Così reinterpretata, “l’etica del discorso” di Honneth in “Critica del potere”, pubblicato nel 1986, rimette l’interazione sociale al centro della propria impostazione filosofica, mentre Habermas preferisce imboccare la via di una giustificazione antropologico-trascendentale della critica sociale, invece che la strada emancipatoria di una lotta tra attori sociali rivali. Il concetto di interazione mediata simbolicamente designa la posizione particolare che l’impostazione habermasiana assume nella tradizione di una teoria critica risalente a Marx; in una svolta stimolata dall’esperienza dell’ermeneutica, Habermas assume le intenzioni delle correnti normative e linguistiche all’interno del pensiero sociologico e, per la prima volta nella storia del marxismo, l’intesa linguistica diventa paradigma del sociale.

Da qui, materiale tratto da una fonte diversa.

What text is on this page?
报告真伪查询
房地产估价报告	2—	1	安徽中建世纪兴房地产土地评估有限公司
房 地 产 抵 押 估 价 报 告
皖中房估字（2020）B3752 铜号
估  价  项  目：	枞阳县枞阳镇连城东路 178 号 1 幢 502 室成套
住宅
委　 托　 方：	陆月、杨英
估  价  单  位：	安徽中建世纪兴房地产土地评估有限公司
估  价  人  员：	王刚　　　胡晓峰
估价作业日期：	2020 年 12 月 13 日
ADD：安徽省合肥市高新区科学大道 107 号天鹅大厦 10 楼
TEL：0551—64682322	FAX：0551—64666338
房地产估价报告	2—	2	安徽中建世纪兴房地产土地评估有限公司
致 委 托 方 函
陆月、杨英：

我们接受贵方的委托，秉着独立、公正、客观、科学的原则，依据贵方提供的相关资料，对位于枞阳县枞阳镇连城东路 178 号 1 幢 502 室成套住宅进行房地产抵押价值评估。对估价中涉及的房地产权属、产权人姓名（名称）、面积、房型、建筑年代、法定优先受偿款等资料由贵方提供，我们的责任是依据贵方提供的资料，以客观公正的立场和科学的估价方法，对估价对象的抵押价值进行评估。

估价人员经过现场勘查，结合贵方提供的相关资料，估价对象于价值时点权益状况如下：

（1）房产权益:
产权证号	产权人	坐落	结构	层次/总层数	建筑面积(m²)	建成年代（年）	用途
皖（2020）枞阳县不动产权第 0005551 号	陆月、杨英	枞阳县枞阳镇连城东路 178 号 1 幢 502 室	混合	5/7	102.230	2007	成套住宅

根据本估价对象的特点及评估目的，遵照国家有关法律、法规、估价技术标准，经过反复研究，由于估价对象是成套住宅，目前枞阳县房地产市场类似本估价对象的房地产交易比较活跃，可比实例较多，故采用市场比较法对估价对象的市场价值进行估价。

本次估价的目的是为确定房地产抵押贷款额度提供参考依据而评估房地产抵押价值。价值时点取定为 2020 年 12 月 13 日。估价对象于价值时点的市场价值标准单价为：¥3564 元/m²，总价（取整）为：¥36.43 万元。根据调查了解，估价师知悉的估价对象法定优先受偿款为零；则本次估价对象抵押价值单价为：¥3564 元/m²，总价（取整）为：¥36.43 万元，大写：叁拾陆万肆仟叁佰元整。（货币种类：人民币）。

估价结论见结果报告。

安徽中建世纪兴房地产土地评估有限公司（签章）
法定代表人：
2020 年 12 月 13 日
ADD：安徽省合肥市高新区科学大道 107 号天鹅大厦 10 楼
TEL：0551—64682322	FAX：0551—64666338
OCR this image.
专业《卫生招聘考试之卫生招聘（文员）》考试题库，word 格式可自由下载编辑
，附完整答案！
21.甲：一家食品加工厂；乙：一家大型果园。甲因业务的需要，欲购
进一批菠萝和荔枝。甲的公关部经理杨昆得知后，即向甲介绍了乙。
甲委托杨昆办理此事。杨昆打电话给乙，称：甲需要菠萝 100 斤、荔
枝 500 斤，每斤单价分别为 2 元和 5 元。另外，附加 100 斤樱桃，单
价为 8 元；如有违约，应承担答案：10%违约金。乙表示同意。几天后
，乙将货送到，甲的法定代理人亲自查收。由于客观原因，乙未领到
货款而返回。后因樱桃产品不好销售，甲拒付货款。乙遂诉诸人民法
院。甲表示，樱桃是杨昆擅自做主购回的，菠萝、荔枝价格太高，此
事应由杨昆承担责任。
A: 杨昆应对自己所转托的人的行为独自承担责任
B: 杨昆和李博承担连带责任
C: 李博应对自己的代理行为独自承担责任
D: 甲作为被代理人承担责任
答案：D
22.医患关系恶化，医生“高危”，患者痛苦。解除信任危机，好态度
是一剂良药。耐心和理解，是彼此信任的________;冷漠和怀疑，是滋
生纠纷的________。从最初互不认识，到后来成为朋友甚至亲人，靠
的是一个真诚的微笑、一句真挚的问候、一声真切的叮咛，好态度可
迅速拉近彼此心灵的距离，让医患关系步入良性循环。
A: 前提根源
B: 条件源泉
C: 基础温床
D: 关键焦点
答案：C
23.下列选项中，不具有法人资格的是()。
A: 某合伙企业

Habermas, tuttavia, non è riuscito a portare sino in fondo la costruzione di una teoria critica basata sul conflitto come istanza morale di formazione della società stessa: egli è rimasto troppo legato all’idea diagnostico-temporale di una tecnica autonomizzata e troppo influenzato dalla diagnosi sociologica di un conflitto di classe in via di dissoluzione. In Habermas si sarebbe perso il potenziale teorico dato dalla possibilità di concepire “una comprensione dell’ordine sociale come rapporto comunicativo, mediato istituzionalmente, tra gruppi integrati culturalmente, il quale rapporto, n quando i poteri sociali sono distribuiti asimmetricamente, non può che compiersi attraverso il medium del conflitto sociale”.
Per giusticarne la pretesa emancipatoria, Habermas riconduce la prestazione specifica della critica sociale ad una particolarità della razionalità umana che consiste nella possibilità che hanno gli uomini di una discussione libera dal dominio: Habermas chiama questa capacità della ragione di un processo emancipatorio “movimento della riflessione”, non intendendo un atto monologico del pensiero, ma l’autoriflessione derivante dal dialogo intersoggettivo che permette di liberarsi da illusioni autoprodotte. Ciò costituisce la base emancipatoria della Teoria critica habermasiana e ne diviene anche il criterio morale.